Gail,
Sounds like there is growing consensus to get rid of the "media-ready"
Receiver attribute in IPPFAX and get rid of the RECOMMENDATION that the
Sender query it. This makes IPPFAX even simpler.
Also with the choice media type, there is yet another reason for the Sender
not to query the Receiver's "media-ready" attribute. The Sender can assume
that the choice a4 or letter is supported for IPPFAX and doesn't even have
to query the Receiver's "media-supported" attribute.
Tom
-----Original Message-----
From: Gail Songer [mailto:gail.songer@peerless.com]
Sent: Thursday, June 05, 2003 08:12
To: Hastings, Tom N
Cc: ifx@pwg.org
Subject: RE: IFX> Media-Ready [and is IPPFAX a Device Protocol or an
Electronic Document Exchange Protocol?]
Hi Tom,
I've been mulling this topic and I believe that media-ready was required
because we were going to require the client to format the job based on the
size of the paper that could be printed (sender makes right).
However, now that we allow scaling and that we are focusing repositories,
maybe this requirement can be lifted.
Gail Songer
Peerless Systems Corp
-----Original Message-----
From: Hastings, Tom N [mailto:hastings@cp10.es.xerox.com]
Sent: Friday, May 30, 2003 3:06 PM
To: Gail Songer
Cc: ifx@pwg.org
Subject: RE: IFX> Media-Ready [and is IPPFAX a Device Protocol or an
Electronic Document Exchange Protocol?]
Gail,
I suspect that the reason that the IPPFAX spec says that the Receiver MUST
support "media-ready" was because the spec says that the IPPFAX Sender
SHOULD query the "media-ready" Printer attribute.
I also think that the mind set of IPPFAX had been a single Device, so that
the fan-out to multiple devices wasn't even a consideration in being
difficult to reflect the "media-ready" value(s) correctly. For example, the
statement in the Introduction:
"The target market for an IPPFAX receiver is a midrange imaging device that
can support the minimum memory requirements that are required by the data
format PDF/is, but the image format is structured in such a way that the
Receiver is not required to include a disk or other permanent storage."

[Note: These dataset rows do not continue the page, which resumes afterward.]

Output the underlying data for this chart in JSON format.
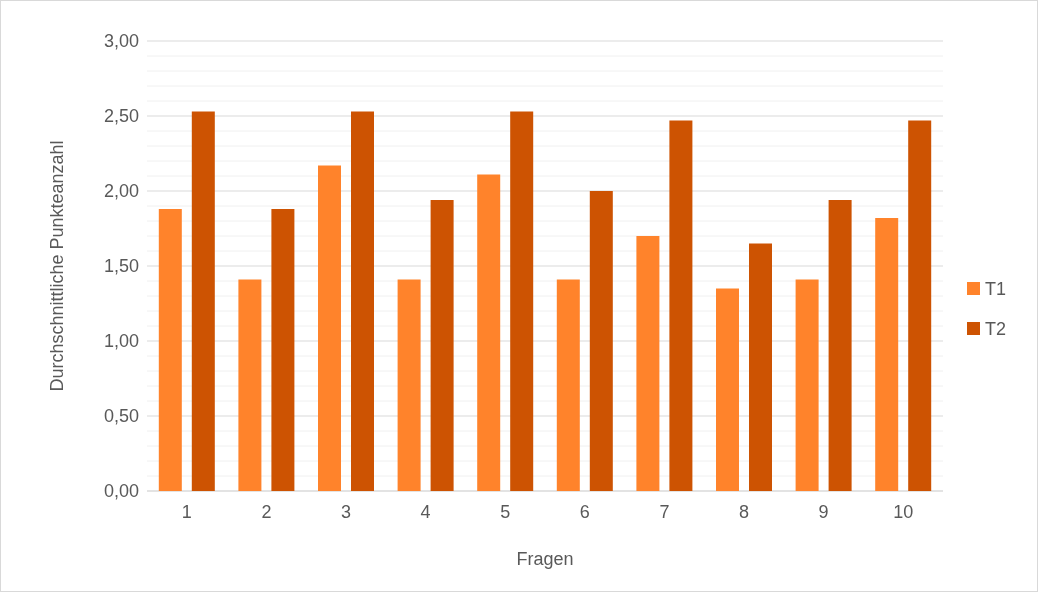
{
  "chart_data": {
    "type": "bar",
    "xlabel": "Fragen",
    "ylabel": "Durchschnittliche Punkteanzahl",
    "categories": [
      "1",
      "2",
      "3",
      "4",
      "5",
      "6",
      "7",
      "8",
      "9",
      "10"
    ],
    "series": [
      {
        "name": "T1",
        "color": "#ff832b",
        "values": [
          1.88,
          1.41,
          2.17,
          1.41,
          2.11,
          1.41,
          1.7,
          1.35,
          1.41,
          1.82
        ]
      },
      {
        "name": "T2",
        "color": "#cd5302",
        "values": [
          2.53,
          1.88,
          2.53,
          1.94,
          2.53,
          2.0,
          2.47,
          1.65,
          1.94,
          2.47
        ]
      }
    ],
    "ylim": [
      0,
      3
    ],
    "yticks": [
      {
        "value": 0,
        "label": "0,00"
      },
      {
        "value": 0.1,
        "label": null
      },
      {
        "value": 0.2,
        "label": null
      },
      {
        "value": 0.3,
        "label": null
      },
      {
        "value": 0.4,
        "label": null
      },
      {
        "value": 0.5,
        "label": "0,50"
      },
      {
        "value": 0.6,
        "label": null
      },
      {
        "value": 0.7,
        "label": null
      },
      {
        "value": 0.8,
        "label": null
      },
      {
        "value": 0.9,
        "label": null
      },
      {
        "value": 1,
        "label": "1,00"
      },
      {
        "value": 1.1,
        "label": null
      },
      {
        "value": 1.2,
        "label": null
      },
      {
        "value": 1.3,
        "label": null
      },
      {
        "value": 1.4,
        "label": null
      },
      {
        "value": 1.5,
        "label": "1,50"
      },
      {
        "value": 1.6,
        "label": null
      },
      {
        "value": 1.7,
        "label": null
      },
      {
        "value": 1.8,
        "label": null
      },
      {
        "value": 1.9,
        "label": null
      },
      {
        "value": 2,
        "label": "2,00"
      },
      {
        "value": 2.1,
        "label": null
      },
      {
        "value": 2.2,
        "label": null
      },
      {
        "value": 2.3,
        "label": null
      },
      {
        "value": 2.4,
        "label": null
      },
      {
        "value": 2.5,
        "label": "2,50"
      },
      {
        "value": 2.6,
        "label": null
      },
      {
        "value": 2.7,
        "label": null
      },
      {
        "value": 2.8,
        "label": null
      },
      {
        "value": 2.9,
        "label": null
      },
      {
        "value": 3,
        "label": "3,00"
      }
    ],
    "grid": "y",
    "legend": "right"
  }
}
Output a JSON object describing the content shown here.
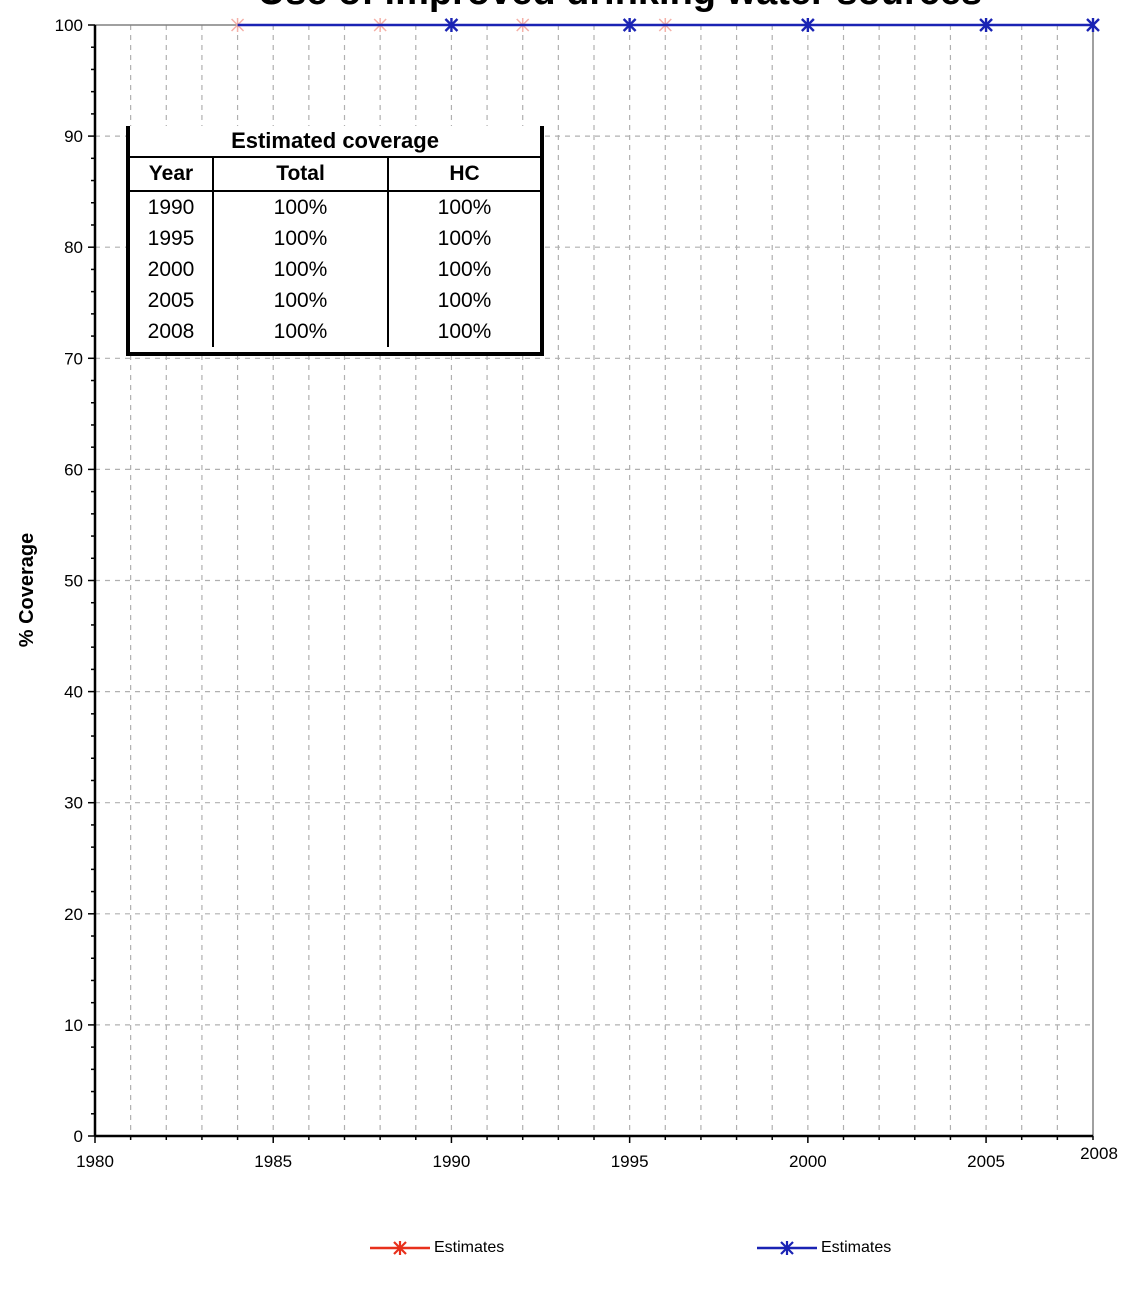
{
  "chart_data": {
    "type": "line",
    "title": "Use of improved drinking water sources",
    "xlabel": "",
    "ylabel": "% Coverage",
    "xlim": [
      1980,
      2008
    ],
    "ylim": [
      0,
      100
    ],
    "x_ticks": [
      "1980",
      "1985",
      "1990",
      "1995",
      "2000",
      "2005",
      "2008"
    ],
    "y_ticks": [
      "0",
      "10",
      "20",
      "30",
      "40",
      "50",
      "60",
      "70",
      "80",
      "90",
      "100"
    ],
    "grid": true,
    "series": [
      {
        "name": "Estimates",
        "color": "#e8301c",
        "marker": "asterisk",
        "x": [
          1984,
          1988,
          1992,
          1996
        ],
        "y": [
          100,
          100,
          100,
          100
        ]
      },
      {
        "name": "Estimates",
        "color": "#1a23b4",
        "marker": "asterisk",
        "x": [
          1990,
          1995,
          2000,
          2005,
          2008
        ],
        "y": [
          100,
          100,
          100,
          100,
          100
        ]
      }
    ],
    "legend_position": "bottom",
    "table": {
      "caption": "Estimated coverage",
      "headers": [
        "Year",
        "Total",
        "HC"
      ],
      "rows": [
        [
          "1990",
          "100%",
          "100%"
        ],
        [
          "1995",
          "100%",
          "100%"
        ],
        [
          "2000",
          "100%",
          "100%"
        ],
        [
          "2005",
          "100%",
          "100%"
        ],
        [
          "2008",
          "100%",
          "100%"
        ]
      ]
    }
  }
}
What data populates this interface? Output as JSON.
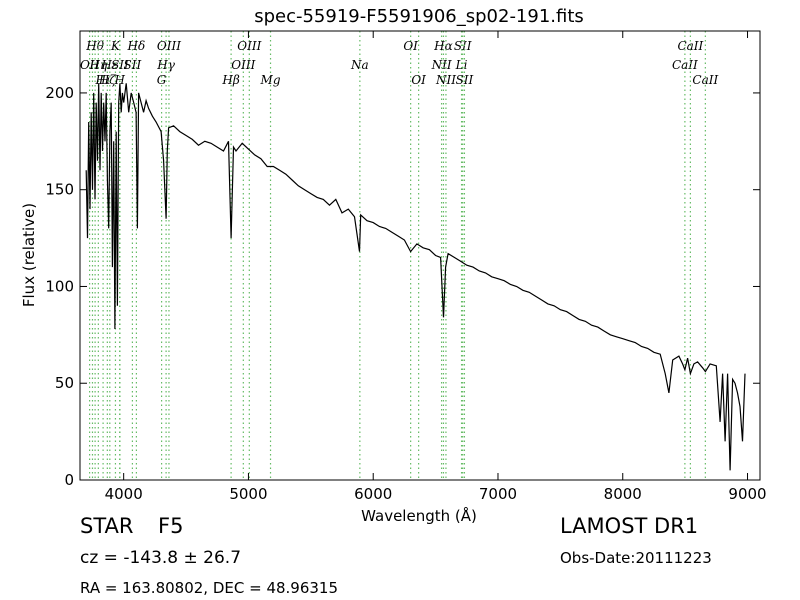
{
  "chart_data": {
    "type": "line",
    "title": "spec-55919-F5591906_sp02-191.fits",
    "xlabel": "Wavelength (Å)",
    "ylabel": "Flux (relative)",
    "xlim": [
      3650,
      9100
    ],
    "ylim": [
      0,
      232
    ],
    "xticks": [
      4000,
      5000,
      6000,
      7000,
      8000,
      9000
    ],
    "yticks": [
      0,
      50,
      100,
      150,
      200
    ],
    "grid": false,
    "line_color": "#000000",
    "marker_color": "#66bb66",
    "series": [
      {
        "x": [
          3700,
          3710,
          3720,
          3730,
          3740,
          3750,
          3760,
          3770,
          3780,
          3790,
          3800,
          3810,
          3820,
          3830,
          3840,
          3850,
          3860,
          3870,
          3880,
          3890,
          3900,
          3910,
          3920,
          3930,
          3940,
          3950,
          3960,
          3970,
          3980,
          3990,
          4000,
          4020,
          4040,
          4060,
          4080,
          4100,
          4110,
          4120,
          4140,
          4160,
          4180,
          4200,
          4230,
          4260,
          4300,
          4320,
          4340,
          4350,
          4360,
          4400,
          4450,
          4500,
          4550,
          4600,
          4650,
          4700,
          4750,
          4800,
          4840,
          4861,
          4880,
          4900,
          4950,
          5000,
          5050,
          5100,
          5150,
          5200,
          5250,
          5300,
          5350,
          5400,
          5450,
          5500,
          5550,
          5600,
          5650,
          5700,
          5750,
          5800,
          5850,
          5890,
          5900,
          5950,
          6000,
          6050,
          6100,
          6150,
          6200,
          6250,
          6300,
          6350,
          6400,
          6450,
          6500,
          6540,
          6563,
          6580,
          6600,
          6650,
          6700,
          6750,
          6800,
          6850,
          6900,
          6950,
          7000,
          7050,
          7100,
          7150,
          7200,
          7250,
          7300,
          7350,
          7400,
          7450,
          7500,
          7550,
          7600,
          7650,
          7700,
          7750,
          7800,
          7850,
          7900,
          7950,
          8000,
          8050,
          8100,
          8150,
          8200,
          8250,
          8300,
          8340,
          8370,
          8400,
          8450,
          8480,
          8498,
          8520,
          8542,
          8570,
          8600,
          8640,
          8662,
          8700,
          8750,
          8780,
          8800,
          8820,
          8840,
          8860,
          8880,
          8900,
          8920,
          8940,
          8960,
          8980
        ],
        "values": [
          160,
          125,
          185,
          140,
          190,
          150,
          200,
          145,
          195,
          165,
          205,
          160,
          200,
          170,
          195,
          175,
          200,
          155,
          130,
          180,
          195,
          110,
          175,
          78,
          180,
          90,
          195,
          205,
          190,
          200,
          195,
          205,
          190,
          200,
          195,
          190,
          130,
          200,
          195,
          190,
          196,
          192,
          188,
          185,
          180,
          165,
          135,
          170,
          182,
          183,
          180,
          178,
          176,
          173,
          175,
          174,
          172,
          170,
          175,
          125,
          172,
          170,
          174,
          171,
          168,
          166,
          162,
          162,
          160,
          158,
          155,
          152,
          150,
          148,
          146,
          145,
          142,
          145,
          138,
          140,
          136,
          118,
          137,
          134,
          133,
          131,
          130,
          128,
          126,
          124,
          118,
          122,
          120,
          119,
          116,
          115,
          84,
          110,
          117,
          115,
          113,
          111,
          110,
          108,
          107,
          105,
          104,
          103,
          101,
          100,
          98,
          97,
          95,
          93,
          91,
          90,
          88,
          87,
          85,
          83,
          82,
          80,
          79,
          77,
          75,
          74,
          73,
          72,
          71,
          69,
          68,
          66,
          65,
          55,
          45,
          62,
          64,
          60,
          57,
          63,
          55,
          60,
          61,
          58,
          56,
          60,
          59,
          30,
          55,
          20,
          55,
          5,
          52,
          50,
          45,
          38,
          20,
          55
        ]
      }
    ],
    "line_markers": [
      {
        "x": 3727,
        "row": 1,
        "label": "OII"
      },
      {
        "x": 3750,
        "row": 0,
        "label": ""
      },
      {
        "x": 3771,
        "row": 0,
        "label": "Hθ"
      },
      {
        "x": 3797,
        "row": 1,
        "label": "Hη"
      },
      {
        "x": 3835,
        "row": 2,
        "label": "Hι"
      },
      {
        "x": 3869,
        "row": 2,
        "label": "Hζ"
      },
      {
        "x": 3889,
        "row": 1,
        "label": "Hε"
      },
      {
        "x": 3934,
        "row": 0,
        "label": "K"
      },
      {
        "x": 3968,
        "row": 2,
        "label": "H"
      },
      {
        "x": 3970,
        "row": 1,
        "label": "SII"
      },
      {
        "x": 4070,
        "row": 1,
        "label": "SII"
      },
      {
        "x": 4102,
        "row": 0,
        "label": "Hδ"
      },
      {
        "x": 4304,
        "row": 2,
        "label": "G"
      },
      {
        "x": 4340,
        "row": 1,
        "label": "Hγ"
      },
      {
        "x": 4363,
        "row": 0,
        "label": "OIII"
      },
      {
        "x": 4861,
        "row": 2,
        "label": "Hβ"
      },
      {
        "x": 4959,
        "row": 1,
        "label": "OIII"
      },
      {
        "x": 5007,
        "row": 0,
        "label": "OIII"
      },
      {
        "x": 5177,
        "row": 2,
        "label": "Mg"
      },
      {
        "x": 5893,
        "row": 1,
        "label": "Na"
      },
      {
        "x": 6300,
        "row": 0,
        "label": "OI"
      },
      {
        "x": 6364,
        "row": 2,
        "label": "OI"
      },
      {
        "x": 6548,
        "row": 1,
        "label": "NII"
      },
      {
        "x": 6563,
        "row": 0,
        "label": "Hα"
      },
      {
        "x": 6583,
        "row": 2,
        "label": "NII"
      },
      {
        "x": 6708,
        "row": 1,
        "label": "Li"
      },
      {
        "x": 6717,
        "row": 0,
        "label": "SII"
      },
      {
        "x": 6731,
        "row": 2,
        "label": "SII"
      },
      {
        "x": 8498,
        "row": 1,
        "label": "CaII"
      },
      {
        "x": 8542,
        "row": 0,
        "label": "CaII"
      },
      {
        "x": 8662,
        "row": 2,
        "label": "CaII"
      }
    ]
  },
  "info": {
    "class": "STAR",
    "subclass": "F5",
    "survey": "LAMOST DR1",
    "cz": "cz = -143.8 ± 26.7",
    "obs_date": "Obs-Date:20111223",
    "radec": "RA = 163.80802, DEC = 48.96315"
  }
}
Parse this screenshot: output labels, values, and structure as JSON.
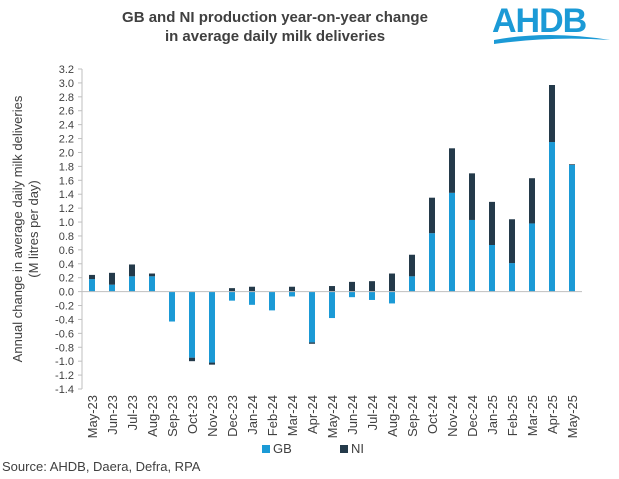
{
  "title_line1": "GB and NI production year-on-year change",
  "title_line2": "in average daily milk deliveries",
  "logo_text": "AHDB",
  "source": "Source: AHDB, Daera, Defra, RPA",
  "colors": {
    "gb": "#1b9ad6",
    "ni": "#243a4a",
    "logo": "#1b9ad6",
    "axis": "#bfbfbf",
    "text": "#404040"
  },
  "chart_data": {
    "type": "bar",
    "stacked": true,
    "title": "GB and NI production year-on-year change in average daily milk deliveries",
    "ylabel_line1": "Annual change in average daily milk deliveries",
    "ylabel_line2": "(M litres per day)",
    "xlabel": "",
    "ylim": [
      -1.4,
      3.2
    ],
    "ytick_step": 0.2,
    "yticks": [
      "-1.4",
      "-1.2",
      "-1.0",
      "-0.8",
      "-0.6",
      "-0.4",
      "-0.2",
      "0.0",
      "0.2",
      "0.4",
      "0.6",
      "0.8",
      "1.0",
      "1.2",
      "1.4",
      "1.6",
      "1.8",
      "2.0",
      "2.2",
      "2.4",
      "2.6",
      "2.8",
      "3.0",
      "3.2"
    ],
    "categories": [
      "May-23",
      "Jun-23",
      "Jul-23",
      "Aug-23",
      "Sep-23",
      "Oct-23",
      "Nov-23",
      "Dec-23",
      "Jan-24",
      "Feb-24",
      "Mar-24",
      "Apr-24",
      "May-24",
      "Jun-24",
      "Jul-24",
      "Aug-24",
      "Sep-24",
      "Oct-24",
      "Nov-24",
      "Dec-24",
      "Jan-25",
      "Feb-25",
      "Mar-25",
      "Apr-25",
      "May-25"
    ],
    "series": [
      {
        "name": "GB",
        "values": [
          0.18,
          0.1,
          0.22,
          0.22,
          -0.43,
          -0.95,
          -1.02,
          -0.13,
          -0.19,
          -0.27,
          -0.07,
          -0.73,
          -0.38,
          -0.08,
          -0.12,
          -0.17,
          0.22,
          0.84,
          1.42,
          1.03,
          0.67,
          0.41,
          0.98,
          2.15,
          1.82
        ]
      },
      {
        "name": "NI",
        "values": [
          0.06,
          0.17,
          0.17,
          0.04,
          0.0,
          -0.05,
          -0.03,
          0.05,
          0.07,
          0.0,
          0.07,
          -0.02,
          0.08,
          0.14,
          0.15,
          0.26,
          0.31,
          0.51,
          0.64,
          0.67,
          0.62,
          0.63,
          0.65,
          0.82,
          0.01
        ]
      }
    ],
    "legend": {
      "position": "bottom",
      "entries": [
        "GB",
        "NI"
      ]
    },
    "grid": false
  }
}
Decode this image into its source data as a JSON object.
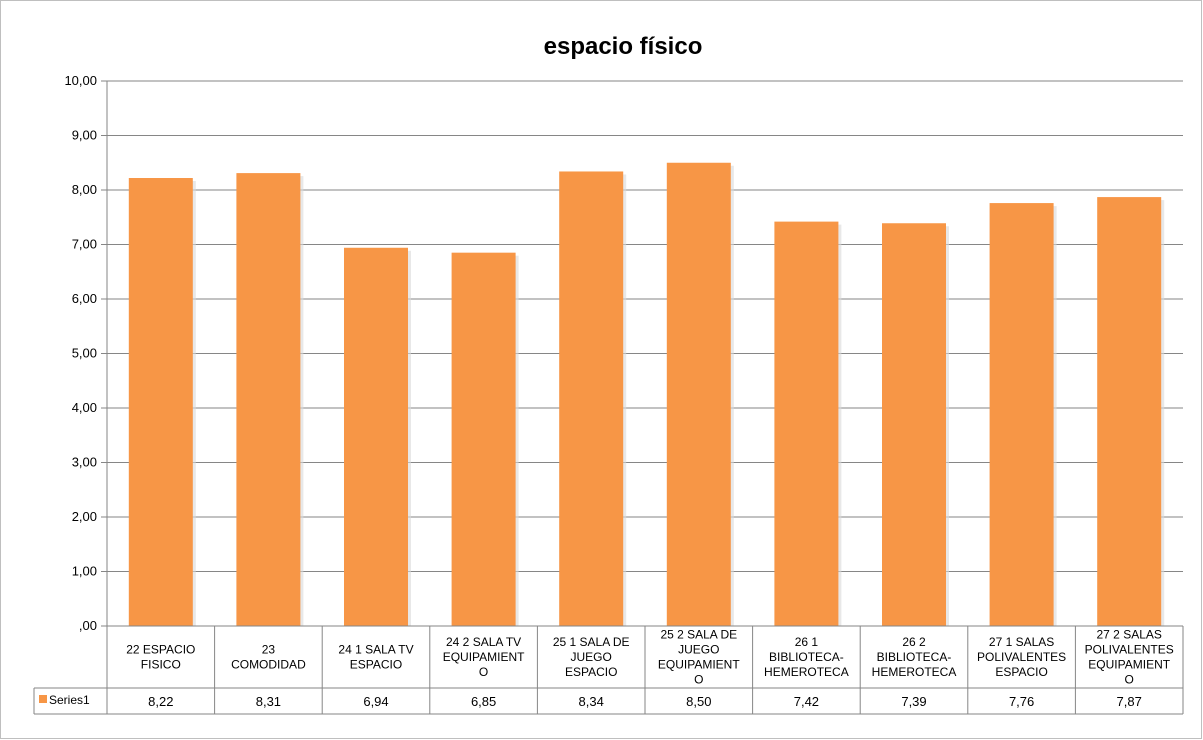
{
  "chart_data": {
    "type": "bar",
    "title": "espacio físico",
    "xlabel": "",
    "ylabel": "",
    "ylim": [
      0,
      10
    ],
    "y_ticks": [
      ",00",
      "1,00",
      "2,00",
      "3,00",
      "4,00",
      "5,00",
      "6,00",
      "7,00",
      "8,00",
      "9,00",
      "10,00"
    ],
    "grid": true,
    "legend": "data-table-left",
    "categories": [
      [
        "22 ESPACIO",
        "FISICO"
      ],
      [
        "23",
        "COMODIDAD"
      ],
      [
        "24 1 SALA TV",
        "ESPACIO"
      ],
      [
        "24 2 SALA TV",
        "EQUIPAMIENT",
        "O"
      ],
      [
        "25 1 SALA DE",
        "JUEGO",
        "ESPACIO"
      ],
      [
        "25 2 SALA DE",
        "JUEGO",
        "EQUIPAMIENT",
        "O"
      ],
      [
        "26 1",
        "BIBLIOTECA-",
        "HEMEROTECA"
      ],
      [
        "26 2",
        "BIBLIOTECA-",
        "HEMEROTECA"
      ],
      [
        "27 1 SALAS",
        "POLIVALENTES",
        "ESPACIO"
      ],
      [
        "27 2 SALAS",
        "POLIVALENTES",
        "EQUIPAMIENT",
        "O"
      ]
    ],
    "series": [
      {
        "name": "Series1",
        "color": "#f79646",
        "values": [
          8.22,
          8.31,
          6.94,
          6.85,
          8.34,
          8.5,
          7.42,
          7.39,
          7.76,
          7.87
        ],
        "labels": [
          "8,22",
          "8,31",
          "6,94",
          "6,85",
          "8,34",
          "8,50",
          "7,42",
          "7,39",
          "7,76",
          "7,87"
        ]
      }
    ]
  }
}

On the other hand, the definition of Receiver is:
"Receiver The Printer object that accepts IPPFAX protocol operations and
receives the Document sent by the Sender. A Receiver offers the IPPFAX
Print Service (by definition)."
So the real question is:
OK that the IPPFAX Sender not bother with querying "media-ready", but should
send the IPPFAX PDF/is document whether the media is ready or not?
If the Sender doesn't query "media-ready", then the IPPFAX protocol is an
Electronic Document Transfer Protocol, i.e., get the bits from the Sender to
the Receiver, rather than get the Quality Document Successfully Printed onto
Paper Service. The mind set of the WG does shift from one paradigm to the
other from time to time (and from place to place within the IPPFAX Protocol
spec itself).
As another example of this vacilation between defining a Device Protocol
versus an Electronic Document Exchange Service, is the idea that the IPPGET
notification is going to indicate whether the paper got printed OK. To me
that means we are talking about getting the document successfully
transferred to paper. Therefore, with that mind set, having the Sender
query the "media-ready" makes a lot of sense if the Sending User cares about
knowing for certain that the document was correctly imaged onto paper.
Tom
-----Original Message-----
From: Gail Songer [mailto:gail.songer@peerless.com]
Sent: Friday, May 30, 2003 06:32
To: ifx@pwg.org
Subject: IFX> Media-Ready
At Wednesday's telecom, we discovered that Media-Ready was Required in one
spot and optional in another. Ira was of the opinion that it should be
PROHIBIED.
Does anyone else have opinion (or remember why it was "Required"?)